O ministro francês disse que a ditadura militar da Birmânia (Myanmar) comete crime contra a humanidade ao impedir a ajuda humanitária internacional, depois da trágica passagem do ciclone Nargis, ocorrida há duas semanas.

. Para Gordon Brown, é “desumana” a postura da junta Militar birmana: - “ Uma situação insustentável. Uma calamidade natural foi transformada em motivo para outra catástrofe, esta decorrente da negligência de um regime que não permite à comunidade internacional de realizar o que deve ser feito”

Até o momento, navios franceses e norte-americanos, carregados de víveres e medicamentos, permanecem fundeados ao largo da costa da Birmânia no aguardo de autorização da Junta Militar para atracar e desembarcar a ajuda humanitária.

Pelo balanço oficial da ditadura conduzida pelo general Than Shwe, o número de mortos atingiu a 78 mil e mais de 56 mil estão desabrigados. Para os observadores internacionais, o país conta com mais de 2 milhões de necessitados de ajuda ( a população do país é de 47. 650. 000 habitantes, conforme censo de 2006)

PANO RÁPIDO A ditadura militar da Birmânia transformou o país num narco-estado. Aung San Suu Kyi, 62 anos de idade e vencedora do prêmio Nobel da paz de 1991, continua a sofrer restrições à sua liberdade individual: permanece em prisão domiciliar há 12 anos.

Aung San Suu Kyi é filha do genereal Aung Sang que, em 1947, negociou a independência do país, antes colônia britânica. Ele foi assassinato, logo depois, por políticos rivais.

A ditadura militar na Birmânia começou em 1962, com o general Ne Win. Uma Junta militar, em 1989, deu continuidade ao regime e no mesmo ano trocou o nome do país para Myanmar.

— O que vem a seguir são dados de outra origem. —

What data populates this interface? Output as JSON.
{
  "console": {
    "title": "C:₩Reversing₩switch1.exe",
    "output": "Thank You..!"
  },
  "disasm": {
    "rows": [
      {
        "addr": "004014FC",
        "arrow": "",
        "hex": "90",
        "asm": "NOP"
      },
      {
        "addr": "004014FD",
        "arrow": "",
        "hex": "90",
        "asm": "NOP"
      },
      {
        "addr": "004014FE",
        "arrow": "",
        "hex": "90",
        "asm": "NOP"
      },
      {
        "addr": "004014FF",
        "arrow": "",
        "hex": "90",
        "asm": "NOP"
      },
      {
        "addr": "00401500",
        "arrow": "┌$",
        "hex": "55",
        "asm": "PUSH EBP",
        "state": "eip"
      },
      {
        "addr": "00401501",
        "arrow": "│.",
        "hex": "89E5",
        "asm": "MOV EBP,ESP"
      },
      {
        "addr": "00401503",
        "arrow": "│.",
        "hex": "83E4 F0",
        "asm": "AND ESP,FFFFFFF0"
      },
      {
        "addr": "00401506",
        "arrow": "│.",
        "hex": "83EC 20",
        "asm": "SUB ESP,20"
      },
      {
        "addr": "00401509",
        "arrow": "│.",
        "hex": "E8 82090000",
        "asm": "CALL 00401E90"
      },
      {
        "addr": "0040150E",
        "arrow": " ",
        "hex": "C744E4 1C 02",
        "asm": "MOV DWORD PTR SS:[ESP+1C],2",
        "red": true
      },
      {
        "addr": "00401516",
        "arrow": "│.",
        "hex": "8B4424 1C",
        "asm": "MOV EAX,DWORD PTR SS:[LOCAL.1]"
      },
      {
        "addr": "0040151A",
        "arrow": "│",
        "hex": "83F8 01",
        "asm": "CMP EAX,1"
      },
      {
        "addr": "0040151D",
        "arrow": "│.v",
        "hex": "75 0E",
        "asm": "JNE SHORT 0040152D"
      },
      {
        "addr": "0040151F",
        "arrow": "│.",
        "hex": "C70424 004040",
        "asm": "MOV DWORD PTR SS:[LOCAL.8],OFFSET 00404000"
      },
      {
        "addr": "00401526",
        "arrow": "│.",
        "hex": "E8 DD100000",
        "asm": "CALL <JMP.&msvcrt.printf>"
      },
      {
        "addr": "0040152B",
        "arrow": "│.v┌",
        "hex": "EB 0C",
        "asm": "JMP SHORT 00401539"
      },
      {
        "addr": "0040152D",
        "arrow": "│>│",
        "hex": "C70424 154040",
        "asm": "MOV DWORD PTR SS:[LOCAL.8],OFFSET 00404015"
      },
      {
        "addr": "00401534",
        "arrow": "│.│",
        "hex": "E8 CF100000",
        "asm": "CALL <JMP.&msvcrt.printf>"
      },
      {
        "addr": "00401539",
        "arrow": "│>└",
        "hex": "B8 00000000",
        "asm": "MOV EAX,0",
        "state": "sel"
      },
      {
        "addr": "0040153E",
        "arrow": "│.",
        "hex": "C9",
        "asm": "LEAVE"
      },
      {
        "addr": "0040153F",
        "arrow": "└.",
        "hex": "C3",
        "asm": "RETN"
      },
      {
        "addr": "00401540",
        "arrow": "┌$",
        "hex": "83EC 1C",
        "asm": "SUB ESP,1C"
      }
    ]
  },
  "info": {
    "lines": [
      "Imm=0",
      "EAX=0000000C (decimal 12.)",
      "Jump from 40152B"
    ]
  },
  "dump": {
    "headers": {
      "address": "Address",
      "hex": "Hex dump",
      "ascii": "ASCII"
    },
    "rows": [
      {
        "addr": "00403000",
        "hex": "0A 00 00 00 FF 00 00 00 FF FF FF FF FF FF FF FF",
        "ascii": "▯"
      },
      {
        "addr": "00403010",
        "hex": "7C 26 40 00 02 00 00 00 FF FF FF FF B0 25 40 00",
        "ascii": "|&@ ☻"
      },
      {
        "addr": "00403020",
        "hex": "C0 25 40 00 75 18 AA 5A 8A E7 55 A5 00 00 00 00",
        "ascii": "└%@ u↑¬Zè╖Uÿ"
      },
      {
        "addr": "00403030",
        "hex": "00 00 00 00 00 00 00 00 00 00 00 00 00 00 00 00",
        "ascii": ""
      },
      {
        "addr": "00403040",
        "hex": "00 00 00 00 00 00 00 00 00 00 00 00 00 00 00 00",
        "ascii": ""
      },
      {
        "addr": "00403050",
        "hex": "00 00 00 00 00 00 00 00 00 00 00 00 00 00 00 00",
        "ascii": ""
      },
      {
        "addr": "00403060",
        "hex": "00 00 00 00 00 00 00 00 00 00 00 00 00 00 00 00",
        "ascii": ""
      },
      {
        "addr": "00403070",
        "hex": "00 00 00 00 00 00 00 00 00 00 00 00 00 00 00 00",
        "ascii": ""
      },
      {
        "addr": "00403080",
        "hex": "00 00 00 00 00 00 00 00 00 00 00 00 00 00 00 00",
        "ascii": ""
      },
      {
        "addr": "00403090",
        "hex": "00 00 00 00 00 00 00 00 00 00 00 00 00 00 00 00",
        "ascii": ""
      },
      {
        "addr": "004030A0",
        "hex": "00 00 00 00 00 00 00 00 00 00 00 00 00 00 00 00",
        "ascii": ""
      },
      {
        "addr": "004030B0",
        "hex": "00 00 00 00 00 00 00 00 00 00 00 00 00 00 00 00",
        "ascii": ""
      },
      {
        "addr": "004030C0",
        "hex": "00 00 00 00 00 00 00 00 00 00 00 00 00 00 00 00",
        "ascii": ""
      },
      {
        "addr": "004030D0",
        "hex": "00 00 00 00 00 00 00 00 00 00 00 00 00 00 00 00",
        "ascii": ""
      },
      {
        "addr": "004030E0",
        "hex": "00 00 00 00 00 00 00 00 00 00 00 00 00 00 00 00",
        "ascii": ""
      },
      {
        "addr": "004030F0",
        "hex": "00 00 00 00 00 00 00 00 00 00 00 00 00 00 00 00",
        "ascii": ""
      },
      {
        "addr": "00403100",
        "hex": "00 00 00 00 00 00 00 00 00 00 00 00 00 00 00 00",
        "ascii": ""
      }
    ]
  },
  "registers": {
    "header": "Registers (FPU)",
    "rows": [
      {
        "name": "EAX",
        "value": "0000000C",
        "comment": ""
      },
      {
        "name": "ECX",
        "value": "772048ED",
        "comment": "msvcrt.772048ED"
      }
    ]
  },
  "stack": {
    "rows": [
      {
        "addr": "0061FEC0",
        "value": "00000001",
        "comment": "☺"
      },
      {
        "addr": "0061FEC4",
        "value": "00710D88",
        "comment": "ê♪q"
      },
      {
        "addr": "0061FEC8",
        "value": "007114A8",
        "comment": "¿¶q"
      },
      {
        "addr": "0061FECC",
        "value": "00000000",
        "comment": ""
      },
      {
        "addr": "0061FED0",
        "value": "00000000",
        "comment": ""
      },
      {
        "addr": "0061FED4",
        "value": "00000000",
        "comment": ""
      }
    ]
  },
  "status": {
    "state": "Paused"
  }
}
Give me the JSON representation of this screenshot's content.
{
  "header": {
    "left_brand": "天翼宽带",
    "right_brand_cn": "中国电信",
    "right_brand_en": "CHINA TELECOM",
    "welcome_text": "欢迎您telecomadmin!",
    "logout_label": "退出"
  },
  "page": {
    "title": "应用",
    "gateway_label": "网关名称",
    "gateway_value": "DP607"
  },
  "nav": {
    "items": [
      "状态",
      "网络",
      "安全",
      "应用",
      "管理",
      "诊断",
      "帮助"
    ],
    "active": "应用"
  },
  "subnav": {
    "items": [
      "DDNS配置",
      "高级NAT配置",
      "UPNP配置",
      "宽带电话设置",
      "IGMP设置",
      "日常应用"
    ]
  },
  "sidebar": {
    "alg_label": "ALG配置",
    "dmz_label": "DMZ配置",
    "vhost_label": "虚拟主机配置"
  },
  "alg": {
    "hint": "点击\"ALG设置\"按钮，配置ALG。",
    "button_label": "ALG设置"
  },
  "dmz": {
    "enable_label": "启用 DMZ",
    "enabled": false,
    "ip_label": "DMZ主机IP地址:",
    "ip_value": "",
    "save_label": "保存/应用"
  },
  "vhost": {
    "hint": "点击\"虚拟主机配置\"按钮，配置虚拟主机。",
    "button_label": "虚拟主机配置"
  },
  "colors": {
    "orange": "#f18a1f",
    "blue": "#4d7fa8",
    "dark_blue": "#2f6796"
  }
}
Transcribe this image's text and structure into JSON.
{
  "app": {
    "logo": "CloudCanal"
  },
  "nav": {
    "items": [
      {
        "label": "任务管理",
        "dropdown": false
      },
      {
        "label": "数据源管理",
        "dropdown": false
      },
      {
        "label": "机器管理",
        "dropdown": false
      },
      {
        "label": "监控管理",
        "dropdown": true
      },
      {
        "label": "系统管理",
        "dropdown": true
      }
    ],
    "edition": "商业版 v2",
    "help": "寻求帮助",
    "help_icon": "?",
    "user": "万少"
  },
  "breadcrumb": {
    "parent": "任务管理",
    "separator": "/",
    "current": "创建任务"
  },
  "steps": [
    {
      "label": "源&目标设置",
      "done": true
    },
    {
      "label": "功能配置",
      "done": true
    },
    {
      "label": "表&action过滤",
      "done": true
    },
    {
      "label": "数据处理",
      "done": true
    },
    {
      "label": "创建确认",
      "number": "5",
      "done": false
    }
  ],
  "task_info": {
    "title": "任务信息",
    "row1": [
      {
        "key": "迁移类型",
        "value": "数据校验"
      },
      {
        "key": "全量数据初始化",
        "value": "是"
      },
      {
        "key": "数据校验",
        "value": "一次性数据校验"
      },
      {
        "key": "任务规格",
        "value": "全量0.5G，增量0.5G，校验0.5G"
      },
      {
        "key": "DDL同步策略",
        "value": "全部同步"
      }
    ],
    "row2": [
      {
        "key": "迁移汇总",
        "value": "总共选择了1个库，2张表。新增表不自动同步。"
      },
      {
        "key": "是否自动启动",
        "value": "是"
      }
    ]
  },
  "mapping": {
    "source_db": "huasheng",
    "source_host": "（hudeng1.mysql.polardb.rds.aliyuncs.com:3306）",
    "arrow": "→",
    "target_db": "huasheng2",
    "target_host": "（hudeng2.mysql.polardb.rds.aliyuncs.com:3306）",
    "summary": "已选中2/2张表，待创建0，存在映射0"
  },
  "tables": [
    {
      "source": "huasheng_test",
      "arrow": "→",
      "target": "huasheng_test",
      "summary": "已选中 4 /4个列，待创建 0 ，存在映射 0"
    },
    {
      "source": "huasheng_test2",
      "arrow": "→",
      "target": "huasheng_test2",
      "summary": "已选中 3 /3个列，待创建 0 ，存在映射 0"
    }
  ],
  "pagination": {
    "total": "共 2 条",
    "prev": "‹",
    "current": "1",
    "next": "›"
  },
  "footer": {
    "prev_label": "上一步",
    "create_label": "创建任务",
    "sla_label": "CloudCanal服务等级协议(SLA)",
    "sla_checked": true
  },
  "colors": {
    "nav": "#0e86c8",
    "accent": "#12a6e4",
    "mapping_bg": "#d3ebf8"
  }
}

Em 1990, depois de eleições livres, o partido da Liga Nacional para a Democracia, liderado por Aung San Suu Kyi, venceu as eleições por uma folgada maioria de votos. Mas, os ditadores da Junta anularam tudo e impediram Aung San Suu Kyi de assumir o governo, a pretexto de ser casada com estrangeiro.

Depois dos massacres dos monges budistas e civis, que saíram no final de 2007 em protesto contra a carestia, a Junta recebeu um enviado nas Nações Unidas, Ibrahim Gambari, e prometeu um referendo para mudanças constitucionais.

O referendo deste mês maio, que não foi suspenso apesar da tragédia decorrente do ciclone de Nergis. O ditador –maior, Than Shwe, não suspendeu o referendo, -- já maculado pela fraude e falta de legitimação--, e o resultado não alterará o poder dos militares. Em síntese, tudo permanecerá igual, salvo se a ONU tiver força para agir.